Suivre Jésus, ce n'est pas d'abord faire des actes religieux comme participer à la messe, prier, lire la Bible, etc. Beaucoup d'entre vous m'ont dit : "Quand j'étais dehors, je n'allais plus à la messe depuis longtemps ; prière et lecture de la Bible étaient de vieux souvenirs. Et quand je serai sorti d'ici, il n'est pas sûr du tout que je remette les pieds dans une église chaque dimanche". Mais est-ce bien là l'important ? Nous connaissons cette parole de Jésus : "Ce ne sont pas ceux qui disent : Seigneur ! Seigneur ! qui entreront dans le Royaume de Dieu mais ceux qui font la volonté de mon Père". Autrement dit, ce qui compte, ce ne sont pas les prières que nous faisons, mais c'est la vie que nous menons, les actes que nous posons ou ne posons pas.
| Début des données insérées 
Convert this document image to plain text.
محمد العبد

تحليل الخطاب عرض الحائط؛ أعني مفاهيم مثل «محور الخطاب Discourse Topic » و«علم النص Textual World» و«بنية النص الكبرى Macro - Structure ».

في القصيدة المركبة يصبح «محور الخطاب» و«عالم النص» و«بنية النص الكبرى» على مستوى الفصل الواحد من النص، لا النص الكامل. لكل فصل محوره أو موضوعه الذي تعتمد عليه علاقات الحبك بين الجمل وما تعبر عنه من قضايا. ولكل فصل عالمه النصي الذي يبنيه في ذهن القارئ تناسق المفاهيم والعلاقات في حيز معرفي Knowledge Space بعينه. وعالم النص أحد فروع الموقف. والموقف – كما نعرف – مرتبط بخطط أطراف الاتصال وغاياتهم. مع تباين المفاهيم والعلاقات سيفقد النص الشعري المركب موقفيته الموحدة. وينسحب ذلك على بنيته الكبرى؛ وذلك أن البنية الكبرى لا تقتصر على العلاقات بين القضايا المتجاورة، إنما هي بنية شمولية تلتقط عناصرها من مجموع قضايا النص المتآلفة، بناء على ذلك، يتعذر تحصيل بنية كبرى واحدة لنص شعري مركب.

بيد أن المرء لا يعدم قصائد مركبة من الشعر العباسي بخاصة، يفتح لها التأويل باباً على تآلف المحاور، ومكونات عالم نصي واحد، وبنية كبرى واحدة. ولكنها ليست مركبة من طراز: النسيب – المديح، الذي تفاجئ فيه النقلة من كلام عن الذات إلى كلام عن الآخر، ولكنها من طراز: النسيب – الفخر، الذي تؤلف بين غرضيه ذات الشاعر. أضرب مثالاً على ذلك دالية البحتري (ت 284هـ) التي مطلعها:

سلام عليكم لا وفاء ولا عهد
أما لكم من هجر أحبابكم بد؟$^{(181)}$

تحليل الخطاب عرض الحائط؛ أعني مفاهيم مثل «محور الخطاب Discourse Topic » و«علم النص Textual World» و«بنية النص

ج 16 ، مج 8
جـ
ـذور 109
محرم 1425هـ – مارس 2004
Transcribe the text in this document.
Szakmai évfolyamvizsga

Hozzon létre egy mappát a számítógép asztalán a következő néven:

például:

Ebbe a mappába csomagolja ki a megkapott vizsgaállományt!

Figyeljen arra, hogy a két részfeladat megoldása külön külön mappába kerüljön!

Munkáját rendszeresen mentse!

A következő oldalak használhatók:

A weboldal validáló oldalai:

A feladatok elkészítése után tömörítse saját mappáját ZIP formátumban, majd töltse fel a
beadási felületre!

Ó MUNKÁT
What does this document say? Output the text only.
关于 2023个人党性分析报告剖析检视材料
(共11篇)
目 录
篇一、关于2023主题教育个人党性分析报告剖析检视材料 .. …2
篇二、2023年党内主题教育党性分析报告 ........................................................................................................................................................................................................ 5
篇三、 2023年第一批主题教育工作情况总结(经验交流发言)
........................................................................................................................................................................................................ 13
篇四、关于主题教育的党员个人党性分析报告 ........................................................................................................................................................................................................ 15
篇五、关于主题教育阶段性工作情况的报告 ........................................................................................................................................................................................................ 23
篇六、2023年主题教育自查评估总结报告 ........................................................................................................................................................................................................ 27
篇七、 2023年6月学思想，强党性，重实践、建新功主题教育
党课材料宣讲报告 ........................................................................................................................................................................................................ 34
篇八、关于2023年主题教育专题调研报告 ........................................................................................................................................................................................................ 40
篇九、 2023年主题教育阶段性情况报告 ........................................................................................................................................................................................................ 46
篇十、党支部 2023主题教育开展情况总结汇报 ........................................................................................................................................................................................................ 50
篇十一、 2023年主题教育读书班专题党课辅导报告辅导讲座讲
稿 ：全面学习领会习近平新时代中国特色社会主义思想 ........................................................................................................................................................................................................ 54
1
C'est notre relation aux autres et surtout aux plus démunis et aux plus faibles. C'est, malgré tout, malgré toutes les sollicitations et tentations, malgré nos conditionnements et notre liberté limitée, la façon dont nous posons de tous petits choix au quotidien. C'est la façon dont nous restons dignes de notre humanité, fidèles à nous-mêmes, à notre être profond qui est image et ressemblance de Dieu, comme dit la Bible. Ce qui est important, c'est que nous ayons courage de continuer à écouter l'Esprit de Jésus en nous, que nous nous efforcions de continuer à marcher avec lui, en gardant forte en nous et malgré tous les aléas de nos histoires, malgré nos errements et nos chutes parfois, la conviction que son chemin est un chemin de salut et de vie.